Today  I want to review a chapter first from the programming collective intelligence book. In particular, let us look at a few numerical methods:
There are a number of numerical functions available:
1) Trigonometric functions like sine, cosine, and tangent.
2) Other mathematical functions like power, square root, and absolute value.
3) Statistical distributions, such as a Gaussian
4) Distance metrics, like Euclidean and Tanimoto distances
5) A three parameter function that returns -1 if the first parameter is between second and third
function (a, b, c){
if ( b <= a && a= < c) return -1;
return 0;
}
6) A three parameter function that returns 1 if the difference between the first two parameters  is less than the third
function (a, b, c){
if ( Math.abs(a-b) < Math.abs(c)) return 1;
return 0;
}

Numerical methods are reactive. They are dependent on the input. This is the right approach for mathematical functions, however for efficiency programs have to store information for the next round.
One way to do this is to create tree nodes that can store and retrieve values from predefined slots. A store node has a single child  and an index of a memory slot, it gets the result from its child and stores it in the memory slot and then passes this along to its parent. A recall node has no children and simply returns the value in the appropriate slot. If a store node is at the top of a tree, the final result is available to any part of the tree that has the appropriate recall node.
In addition to the individual memory, there can be shared memory set up where programs can share a set of slots that all have access to read and write. This might remind of parallel computing with higher levels of cooperation and competition.

Some other functions include :
Gini Impurity : This is a measure of how impure a set is. If you have a set of items such as [A,A, B,B,B,C,C] then Gini impurity tells you the probability that you would be wrong if you picked one item and randomly guessed its label. If the set were all A instead and your guess was A, then you would never be wrong and you would have a pure set.
Ig (i) = 1 - sum_j_=_1_to_m  f(i,j)^2  = sum_j<>k f(i,j)f(i,k)

Entropy is another way to see how mixed  a set is:
It's a measure of how surprising a randomly selected item from the set is. For a pure set, the entropy would be zero.
H(X) = sum_i_=1_to_n_p(xi)log2( 1  / p(xi)) = - Sum_i=1_to_n p(xi).log_2_p(xi)

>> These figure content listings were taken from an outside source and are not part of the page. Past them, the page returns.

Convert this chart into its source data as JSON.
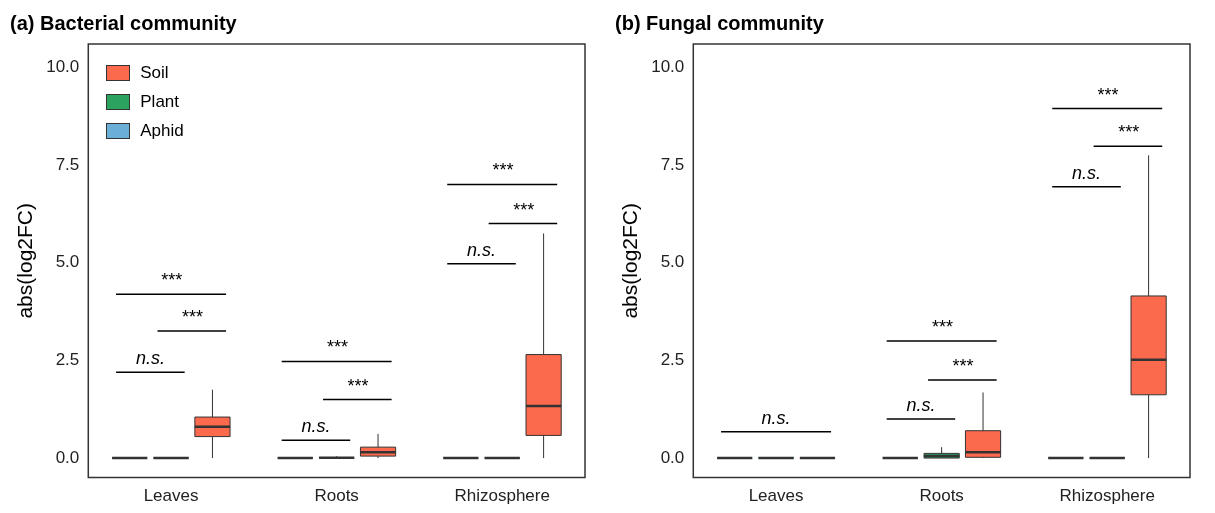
{
  "chart_data": [
    {
      "type": "box",
      "title": "(a) Bacterial community",
      "ylabel": "abs(log2FC)",
      "categories": [
        "Leaves",
        "Roots",
        "Rhizosphere"
      ],
      "ylim": [
        -0.5,
        10.6
      ],
      "yticks": [
        {
          "value": 0,
          "label": "0.0"
        },
        {
          "value": 2.5,
          "label": "2.5"
        },
        {
          "value": 5,
          "label": "5.0"
        },
        {
          "value": 7.5,
          "label": "7.5"
        },
        {
          "value": 10,
          "label": "10.0"
        }
      ],
      "grid": false,
      "legend": "top left",
      "series": [
        {
          "name": "Aphid",
          "color": "#6baed6",
          "boxes": [
            {
              "low": 0,
              "q1": 0,
              "median": 0,
              "q3": 0.02,
              "high": 0.02
            },
            {
              "low": 0,
              "q1": 0,
              "median": 0,
              "q3": 0.02,
              "high": 0.02
            },
            {
              "low": 0,
              "q1": 0,
              "median": 0,
              "q3": 0.02,
              "high": 0.02
            }
          ]
        },
        {
          "name": "Plant",
          "color": "#2ca25f",
          "boxes": [
            {
              "low": 0,
              "q1": 0,
              "median": 0,
              "q3": 0.02,
              "high": 0.02
            },
            {
              "low": 0,
              "q1": 0,
              "median": 0.01,
              "q3": 0.03,
              "high": 0.05
            },
            {
              "low": 0,
              "q1": 0,
              "median": 0,
              "q3": 0.02,
              "high": 0.02
            }
          ]
        },
        {
          "name": "Soil",
          "color": "#fc6a4d",
          "boxes": [
            {
              "low": 0,
              "q1": 0.55,
              "median": 0.8,
              "q3": 1.05,
              "high": 1.75
            },
            {
              "low": 0,
              "q1": 0.05,
              "median": 0.15,
              "q3": 0.28,
              "high": 0.62
            },
            {
              "low": 0,
              "q1": 0.58,
              "median": 1.33,
              "q3": 2.65,
              "high": 5.75
            }
          ]
        }
      ],
      "annotations": [
        "n.s.",
        "***",
        "***",
        "n.s.",
        "***",
        "***",
        "n.s.",
        "***",
        "***"
      ]
    },
    {
      "type": "box",
      "title": "(b) Fungal community",
      "ylabel": "abs(log2FC)",
      "categories": [
        "Leaves",
        "Roots",
        "Rhizosphere"
      ],
      "ylim": [
        -0.5,
        10.6
      ],
      "yticks": [
        {
          "value": 0,
          "label": "0.0"
        },
        {
          "value": 2.5,
          "label": "2.5"
        },
        {
          "value": 5,
          "label": "5.0"
        },
        {
          "value": 7.5,
          "label": "7.5"
        },
        {
          "value": 10,
          "label": "10.0"
        }
      ],
      "grid": false,
      "series": [
        {
          "color": "#6baed6",
          "boxes": [
            {
              "low": 0,
              "q1": 0,
              "median": 0,
              "q3": 0.02,
              "high": 0.02
            },
            {
              "low": 0,
              "q1": 0,
              "median": 0,
              "q3": 0.02,
              "high": 0.02
            },
            {
              "low": 0,
              "q1": 0,
              "median": 0,
              "q3": 0.02,
              "high": 0.02
            }
          ]
        },
        {
          "color": "#2ca25f",
          "boxes": [
            {
              "low": 0,
              "q1": 0,
              "median": 0,
              "q3": 0.02,
              "high": 0.02
            },
            {
              "low": 0,
              "q1": 0,
              "median": 0.05,
              "q3": 0.12,
              "high": 0.28
            },
            {
              "low": 0,
              "q1": 0,
              "median": 0,
              "q3": 0.02,
              "high": 0.02
            }
          ]
        },
        {
          "color": "#fc6a4d",
          "boxes": [
            {
              "low": 0,
              "q1": 0,
              "median": 0,
              "q3": 0.02,
              "high": 0.02
            },
            {
              "low": 0,
              "q1": 0.02,
              "median": 0.15,
              "q3": 0.7,
              "high": 1.68
            },
            {
              "low": 0,
              "q1": 1.62,
              "median": 2.52,
              "q3": 4.15,
              "high": 7.75
            }
          ]
        }
      ],
      "annotations": [
        "n.s.",
        "n.s.",
        "***",
        "***",
        "n.s.",
        "***",
        "***"
      ]
    }
  ]
}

Variance is how much a list of numbers varies from the average value. It is found by averaging the squared difference of every number from the mean:

Sigma ^ 2 = (1 / N ) Sum_i_1_to_N(xi-x-average) ^ 2

def variance(vals):
  mean = float(sum(vals))/lens(vals)
  s = sum([(v-mean)**2 for v in vals])
  return s/len(vals)

Gaussian function is the probability density function of the normal curve:
G with a variance of sigma = (1/sigma.sqrt(2.pi)) exp(-(x-mu)^2 / 2 sigma^2 )
import math
def Gaussian(dist, sigma=10.0):
 exp = math.e**(-dist**2/ 2*sigma**2)
return (1/(sigma*(2*math.pi)**.5))*exp

We discussed the non-negative matrix factorization method earlier that simply requires you to call the factorize function with a list of observations and the number of underlying features and gives you the weights and the features. It performed the factorization based on the following four update matrices:
hn the transposed weights matrix multiplied by the data matrix
hd the transposed weights matrix multiplied by the weights matrix multiplied by the features matrix.
wn the data matrix multiplied by the transposed features matrix.
wd the weights matrix multiplied by the features matrix multiplied by the transposed features matrix.
The weights and the features computed may not be the same all the time for small data but for larger data they are usually consistent.